FisMat2017 - Submission - View

Abstract's title: Entanglement control in hybrid quantum-dot Cooper pair splitters
Submitting author: Alessandro Braggio
Affiliation: CNR-NANO, NEST & Scuola Normale Superiore Pisa
Affiliation Address: P.za San Silvestro 12 Pisa (Italy)
Country: Italy
Oral presentation/Poster (Author's request): Oral presentation
Other authors and affiliations: Robert Hussein (Fachbereich Physik, Universita ̈t Konstanz, D-78457 Konstanz, Germany) Michele Governale (School of Chemical and Physical Sciences and MacDiarmid Institute for Advanced Materials and Nanotechnology, Victoria University of Wellington, P.O. Box 600, Wellington 6140, New Zealand)
Abstract
The control of nonlocal entanglement in solid state systems is a crucial ingredient of future quantum technologies. We investigate theoretically a Cooper-pair splitter based on a double quantum dot realised in a semiconducting nanowire coupled to a superconductor.[1] We consider the subgap physics in the presence of tunneling between the dots and finite Coulomb repulsion.[2] We employ a generalized master-equation method, which easily yields currents, noise, and cross-correlators. For finite Coulomb interaction, we investigate how the transport properties are determined by the interplay between local and nonlocal tunneling processes. We examine the effect of interdot tunneling on the particle-hole symmetry of the currents with and without spin-orbit interaction.

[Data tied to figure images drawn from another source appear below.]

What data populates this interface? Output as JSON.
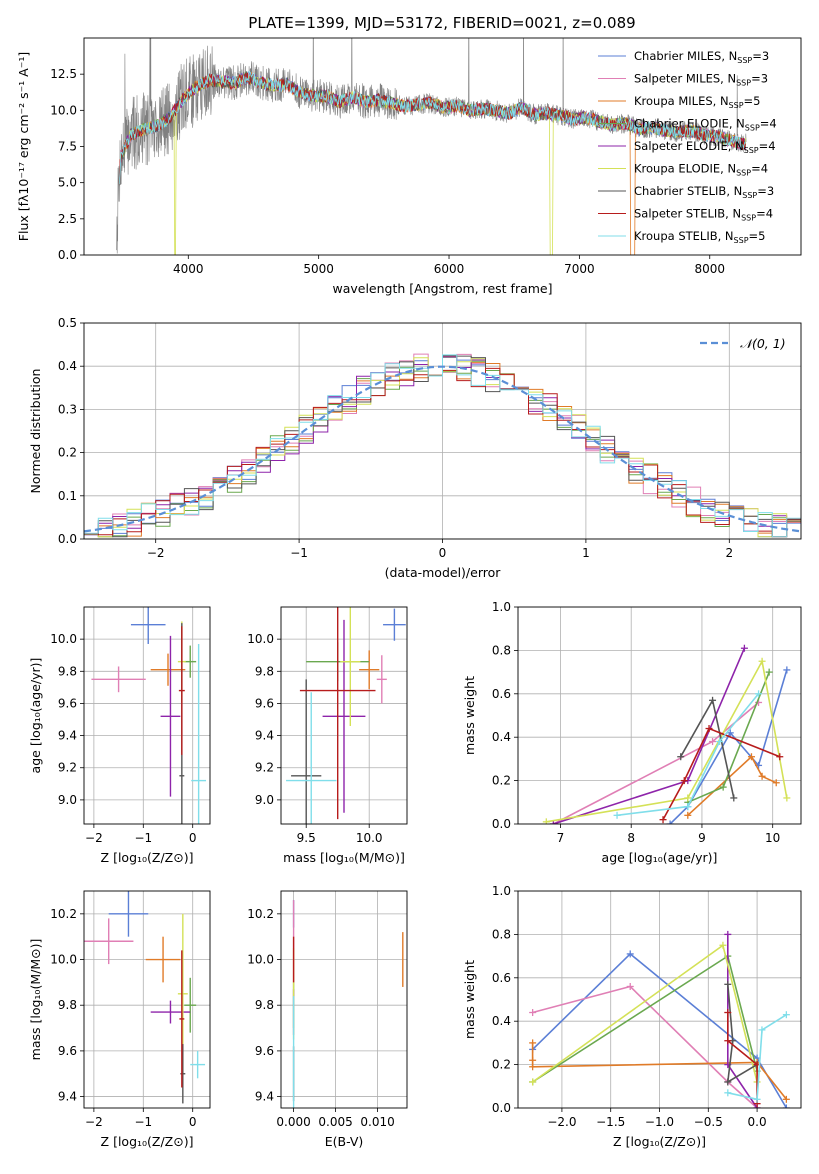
{
  "figure": {
    "title": "PLATE=1399, MJD=53172, FIBERID=0021, z=0.089"
  },
  "chart_data": [
    {
      "id": "spectrum",
      "type": "line",
      "xlabel": "wavelength [Angstrom, rest frame]",
      "ylabel": "Flux [fλ10⁻¹⁷ erg cm⁻² s⁻¹ A⁻¹]",
      "xlim": [
        3200,
        8700
      ],
      "ylim": [
        0,
        15
      ],
      "xticks": [
        4000,
        5000,
        6000,
        7000,
        8000
      ],
      "yticks": [
        0.0,
        2.5,
        5.0,
        7.5,
        10.0,
        12.5
      ],
      "grid": false,
      "legend_position": "top-right",
      "data_x": [
        3480,
        3560,
        3660,
        3760,
        3860,
        3960,
        4060,
        4160,
        4260,
        4360,
        4460,
        4560,
        4660,
        4760,
        4860,
        4960,
        5060,
        5160,
        5260,
        5360,
        5460,
        5560,
        5660,
        5760,
        5860,
        5960,
        6060,
        6160,
        6260,
        6360,
        6460,
        6560,
        6660,
        6760,
        6860,
        6960,
        7060,
        7160,
        7260,
        7360,
        7460,
        7560,
        7660,
        7760,
        7860,
        7960,
        8060,
        8160,
        8260
      ],
      "data_y": [
        6.8,
        8.3,
        8.7,
        8.9,
        9.5,
        10.8,
        11.6,
        12.1,
        12.0,
        11.9,
        12.3,
        11.9,
        11.7,
        11.8,
        11.2,
        11.0,
        11.0,
        10.6,
        10.9,
        10.6,
        10.7,
        10.5,
        10.3,
        10.4,
        10.5,
        10.2,
        10.3,
        10.0,
        10.1,
        10.0,
        9.8,
        10.2,
        9.7,
        9.8,
        9.6,
        9.4,
        9.5,
        9.2,
        9.0,
        9.1,
        8.7,
        8.8,
        8.6,
        8.5,
        8.6,
        8.3,
        8.2,
        7.9,
        7.7
      ],
      "series": [
        {
          "name": "Chabrier MILES, N",
          "sub": "SSP",
          "count": "=3",
          "color": "#5b7fd6",
          "width": 0.8
        },
        {
          "name": "Salpeter MILES, N",
          "sub": "SSP",
          "count": "=3",
          "color": "#e07fb5",
          "width": 0.8
        },
        {
          "name": "Kroupa MILES, N",
          "sub": "SSP",
          "count": "=5",
          "color": "#e07b28",
          "width": 0.8
        },
        {
          "name": "Chabrier ELODIE, N",
          "sub": "SSP",
          "count": "=4",
          "color": "#6aa84f",
          "width": 0.8
        },
        {
          "name": "Salpeter ELODIE, N",
          "sub": "SSP",
          "count": "=4",
          "color": "#8e24aa",
          "width": 0.8
        },
        {
          "name": "Kroupa ELODIE, N",
          "sub": "SSP",
          "count": "=4",
          "color": "#d4e157",
          "width": 0.8
        },
        {
          "name": "Chabrier STELIB, N",
          "sub": "SSP",
          "count": "=3",
          "color": "#555555",
          "width": 0.8
        },
        {
          "name": "Salpeter STELIB, N",
          "sub": "SSP",
          "count": "=4",
          "color": "#b71c1c",
          "width": 0.8
        },
        {
          "name": "Kroupa STELIB, N",
          "sub": "SSP",
          "count": "=5",
          "color": "#80deea",
          "width": 0.8
        }
      ]
    },
    {
      "id": "residuals",
      "type": "histogram",
      "xlabel": "(data-model)/error",
      "ylabel": "Normed distribution",
      "xlim": [
        -2.5,
        2.5
      ],
      "ylim": [
        0,
        0.5
      ],
      "xticks": [
        -2,
        -1,
        0,
        1,
        2
      ],
      "yticks": [
        0.0,
        0.1,
        0.2,
        0.3,
        0.4,
        0.5
      ],
      "grid": true,
      "legend_position": "top-right",
      "legend_label": "𝒩(0, 1)",
      "bin_width": 0.1,
      "bins_start": -2.5,
      "density_reference": {
        "mean": 0,
        "sigma": 1,
        "color": "#5a8fd6"
      }
    },
    {
      "id": "age-vs-z",
      "type": "scatter",
      "xlabel": "Z [log₁₀(Z/Z⊙)]",
      "ylabel": "age  [log₁₀(age/yr)]",
      "xlim": [
        -2.2,
        0.35
      ],
      "ylim": [
        8.85,
        10.2
      ],
      "xticks": [
        -2,
        -1,
        0
      ],
      "yticks": [
        9.0,
        9.2,
        9.4,
        9.6,
        9.8,
        10.0
      ],
      "grid": true,
      "points": [
        {
          "x": -0.9,
          "y": 10.09,
          "xerr": 0.35,
          "yerr": 0.12,
          "color": "#5b7fd6"
        },
        {
          "x": -1.5,
          "y": 9.75,
          "xerr": 0.55,
          "yerr": 0.08,
          "color": "#e07fb5"
        },
        {
          "x": -0.5,
          "y": 9.81,
          "xerr": 0.35,
          "yerr": 0.1,
          "color": "#e07b28"
        },
        {
          "x": -0.05,
          "y": 9.86,
          "xerr": 0.12,
          "yerr": 0.1,
          "color": "#6aa84f"
        },
        {
          "x": -0.45,
          "y": 9.52,
          "xerr": 0.2,
          "yerr": 0.5,
          "color": "#8e24aa"
        },
        {
          "x": -0.22,
          "y": 9.86,
          "xerr": 0.08,
          "yerr": 0.25,
          "color": "#d4e157"
        },
        {
          "x": -0.22,
          "y": 9.15,
          "xerr": 0.05,
          "yerr": 0.95,
          "color": "#555555"
        },
        {
          "x": -0.22,
          "y": 9.68,
          "xerr": 0.06,
          "yerr": 0.4,
          "color": "#b71c1c"
        },
        {
          "x": 0.12,
          "y": 9.12,
          "xerr": 0.15,
          "yerr": 0.85,
          "color": "#80deea"
        }
      ]
    },
    {
      "id": "age-vs-mass",
      "type": "scatter",
      "xlabel": "mass [log₁₀(M/M⊙)]",
      "ylabel": "",
      "xlim": [
        9.3,
        10.3
      ],
      "ylim": [
        8.85,
        10.2
      ],
      "xticks": [
        9.5,
        10.0
      ],
      "yticks": [
        9.0,
        9.2,
        9.4,
        9.6,
        9.8,
        10.0
      ],
      "grid": true,
      "points": [
        {
          "x": 10.2,
          "y": 10.09,
          "xerr": 0.09,
          "yerr": 0.1,
          "color": "#5b7fd6"
        },
        {
          "x": 10.1,
          "y": 9.75,
          "xerr": 0.04,
          "yerr": 0.15,
          "color": "#e07fb5"
        },
        {
          "x": 10.0,
          "y": 9.81,
          "xerr": 0.08,
          "yerr": 0.12,
          "color": "#e07b28"
        },
        {
          "x": 9.75,
          "y": 9.86,
          "xerr": 0.25,
          "yerr": 0.12,
          "color": "#6aa84f"
        },
        {
          "x": 9.8,
          "y": 9.52,
          "xerr": 0.17,
          "yerr": 0.6,
          "color": "#8e24aa"
        },
        {
          "x": 9.85,
          "y": 9.86,
          "xerr": 0.08,
          "yerr": 0.4,
          "color": "#d4e157"
        },
        {
          "x": 9.5,
          "y": 9.15,
          "xerr": 0.12,
          "yerr": 0.6,
          "color": "#555555"
        },
        {
          "x": 9.75,
          "y": 9.68,
          "xerr": 0.3,
          "yerr": 0.8,
          "color": "#b71c1c"
        },
        {
          "x": 9.54,
          "y": 9.12,
          "xerr": 0.2,
          "yerr": 0.55,
          "color": "#80deea"
        }
      ]
    },
    {
      "id": "mass-weight-vs-age",
      "type": "line",
      "xlabel": "age  [log₁₀(age/yr)]",
      "ylabel": "mass weight",
      "xlim": [
        6.4,
        10.4
      ],
      "ylim": [
        0,
        1.0
      ],
      "xticks": [
        7,
        8,
        9,
        10
      ],
      "yticks": [
        0.0,
        0.2,
        0.4,
        0.6,
        0.8,
        1.0
      ],
      "grid": true,
      "series": [
        {
          "color": "#5b7fd6",
          "x": [
            8.55,
            8.8,
            9.4,
            9.8,
            10.2
          ],
          "y": [
            0.0,
            0.08,
            0.42,
            0.27,
            0.71
          ]
        },
        {
          "color": "#e07fb5",
          "x": [
            6.9,
            9.15,
            9.8
          ],
          "y": [
            0.0,
            0.38,
            0.56
          ]
        },
        {
          "color": "#e07b28",
          "x": [
            8.8,
            9.7,
            9.85,
            10.05
          ],
          "y": [
            0.04,
            0.31,
            0.22,
            0.19
          ]
        },
        {
          "color": "#6aa84f",
          "x": [
            8.8,
            9.3,
            9.95
          ],
          "y": [
            0.1,
            0.17,
            0.7
          ]
        },
        {
          "color": "#8e24aa",
          "x": [
            6.9,
            8.8,
            9.6
          ],
          "y": [
            0.0,
            0.2,
            0.81
          ]
        },
        {
          "color": "#d4e157",
          "x": [
            6.8,
            8.8,
            9.85,
            10.2
          ],
          "y": [
            0.01,
            0.12,
            0.75,
            0.12
          ]
        },
        {
          "color": "#555555",
          "x": [
            8.7,
            9.15,
            9.45
          ],
          "y": [
            0.31,
            0.57,
            0.12
          ]
        },
        {
          "color": "#b71c1c",
          "x": [
            8.45,
            8.75,
            9.1,
            10.1
          ],
          "y": [
            0.02,
            0.2,
            0.44,
            0.31
          ]
        },
        {
          "color": "#80deea",
          "x": [
            7.8,
            8.8,
            9.25,
            9.8
          ],
          "y": [
            0.04,
            0.08,
            0.38,
            0.6
          ]
        }
      ]
    },
    {
      "id": "mass-vs-z",
      "type": "scatter",
      "xlabel": "Z [log₁₀(Z/Z⊙)]",
      "ylabel": "mass [log₁₀(M/M⊙)]",
      "xlim": [
        -2.2,
        0.35
      ],
      "ylim": [
        9.35,
        10.3
      ],
      "xticks": [
        -2,
        -1,
        0
      ],
      "yticks": [
        9.4,
        9.6,
        9.8,
        10.0,
        10.2
      ],
      "grid": true,
      "points": [
        {
          "x": -1.3,
          "y": 10.2,
          "xerr": 0.4,
          "yerr": 0.1,
          "color": "#5b7fd6"
        },
        {
          "x": -1.7,
          "y": 10.08,
          "xerr": 0.5,
          "yerr": 0.1,
          "color": "#e07fb5"
        },
        {
          "x": -0.6,
          "y": 10.0,
          "xerr": 0.35,
          "yerr": 0.1,
          "color": "#e07b28"
        },
        {
          "x": -0.05,
          "y": 9.8,
          "xerr": 0.12,
          "yerr": 0.12,
          "color": "#6aa84f"
        },
        {
          "x": -0.45,
          "y": 9.77,
          "xerr": 0.4,
          "yerr": 0.05,
          "color": "#8e24aa"
        },
        {
          "x": -0.2,
          "y": 9.85,
          "xerr": 0.1,
          "yerr": 0.35,
          "color": "#d4e157"
        },
        {
          "x": -0.2,
          "y": 9.5,
          "xerr": 0.05,
          "yerr": 0.13,
          "color": "#555555"
        },
        {
          "x": -0.22,
          "y": 9.74,
          "xerr": 0.05,
          "yerr": 0.3,
          "color": "#b71c1c"
        },
        {
          "x": 0.1,
          "y": 9.54,
          "xerr": 0.15,
          "yerr": 0.06,
          "color": "#80deea"
        }
      ]
    },
    {
      "id": "mass-vs-ebv",
      "type": "scatter",
      "xlabel": "E(B-V)",
      "ylabel": "",
      "xlim": [
        -0.0015,
        0.0135
      ],
      "ylim": [
        9.35,
        10.3
      ],
      "xticks": [
        0.0,
        0.005,
        0.01
      ],
      "xticklabels": [
        "0.000",
        "0.005",
        "0.010"
      ],
      "yticks": [
        9.4,
        9.6,
        9.8,
        10.0,
        10.2
      ],
      "grid": true,
      "points": [
        {
          "x": 0.0,
          "y": 10.2,
          "xerr": 0.0,
          "yerr": 0.06,
          "color": "#5b7fd6"
        },
        {
          "x": 0.0,
          "y": 10.08,
          "xerr": 0.0,
          "yerr": 0.18,
          "color": "#e07fb5"
        },
        {
          "x": 0.013,
          "y": 10.0,
          "xerr": 0.0,
          "yerr": 0.12,
          "color": "#e07b28"
        },
        {
          "x": 0.0,
          "y": 9.8,
          "xerr": 0.0,
          "yerr": 0.1,
          "color": "#6aa84f"
        },
        {
          "x": 0.0,
          "y": 9.77,
          "xerr": 0.0,
          "yerr": 0.1,
          "color": "#8e24aa"
        },
        {
          "x": 0.0,
          "y": 9.85,
          "xerr": 0.0,
          "yerr": 0.2,
          "color": "#d4e157"
        },
        {
          "x": 0.0,
          "y": 9.5,
          "xerr": 0.0,
          "yerr": 0.12,
          "color": "#555555"
        },
        {
          "x": 0.0,
          "y": 10.0,
          "xerr": 0.0,
          "yerr": 0.1,
          "color": "#b71c1c"
        },
        {
          "x": 0.0,
          "y": 9.54,
          "xerr": 0.0,
          "yerr": 0.3,
          "color": "#80deea"
        }
      ]
    },
    {
      "id": "mass-weight-vs-z",
      "type": "line",
      "xlabel": "Z [log₁₀(Z/Z⊙)]",
      "ylabel": "mass weight",
      "xlim": [
        -2.45,
        0.45
      ],
      "ylim": [
        0,
        1.0
      ],
      "xticks": [
        -2.0,
        -1.5,
        -1.0,
        -0.5,
        0.0
      ],
      "yticks": [
        0.0,
        0.2,
        0.4,
        0.6,
        0.8,
        1.0
      ],
      "grid": true,
      "series": [
        {
          "color": "#5b7fd6",
          "x": [
            -2.3,
            -1.3,
            0.0,
            0.3
          ],
          "y": [
            0.27,
            0.71,
            0.23,
            0.0
          ]
        },
        {
          "color": "#e07fb5",
          "x": [
            -2.3,
            -1.3,
            -0.3,
            0.0
          ],
          "y": [
            0.44,
            0.56,
            0.12,
            0.0
          ]
        },
        {
          "color": "#e07b28",
          "x": [
            -2.3,
            -2.3,
            -2.3,
            0.0,
            0.3
          ],
          "y": [
            0.3,
            0.22,
            0.19,
            0.21,
            0.04
          ]
        },
        {
          "color": "#6aa84f",
          "x": [
            -2.3,
            -0.3,
            0.0
          ],
          "y": [
            0.12,
            0.7,
            0.17
          ]
        },
        {
          "color": "#8e24aa",
          "x": [
            -0.3,
            -0.3,
            0.0
          ],
          "y": [
            0.8,
            0.2,
            0.0
          ]
        },
        {
          "color": "#d4e157",
          "x": [
            -2.3,
            -0.35,
            0.0
          ],
          "y": [
            0.12,
            0.75,
            0.12
          ]
        },
        {
          "color": "#555555",
          "x": [
            -0.3,
            -0.25,
            -0.3,
            0.0
          ],
          "y": [
            0.57,
            0.31,
            0.12,
            0.2
          ]
        },
        {
          "color": "#b71c1c",
          "x": [
            -0.3,
            -0.3,
            0.0,
            0.0
          ],
          "y": [
            0.44,
            0.31,
            0.2,
            0.02
          ]
        },
        {
          "color": "#80deea",
          "x": [
            -0.3,
            0.0,
            0.05,
            0.3
          ],
          "y": [
            0.07,
            0.04,
            0.36,
            0.43
          ]
        }
      ]
    }
  ]
}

In the presence of interdot tunnelling the system provides a simple mechanism to develop spatial entanglement even in absence of nonlocal coupling with the superconducting lead[3]. We discuss the possibility to control the symmetry (singlet or triplet) of spatially separated, entangled electron pairs taking advantage of the spin-orbit coupling of the nanowire. We also demonstrate that the spin-orbit coupling does not impact over the entanglement purity of the nonlocal state generated in the double quantum dot system. Finally we will discuss the thermoelectrical effects of this system and how this can be used to test the nonlocal coupling[4].
 
[1] J. Schindele, A. Baumgartner, and C. Schoenenberger, Phys. Rev. 
Lett. 109, 157002 (2012).; A. Das, Y. Ronen, M. Heiblum, D. Mahalu, A. V. Kretinin, and 
H. Shtrikman, Nat. Commun. 3, 1165 (2012)
[2] R. Hussein, L. Jaurigue, M. Governale and A. Braggio Phys. Rev. 
B 94, 235134 (2016)
[3] R. Hussein, A. Braggio and M. Governale Phys. Status Solidi B 254, 1600603 (2017)
[4] R. Hussein, et al. in preparation.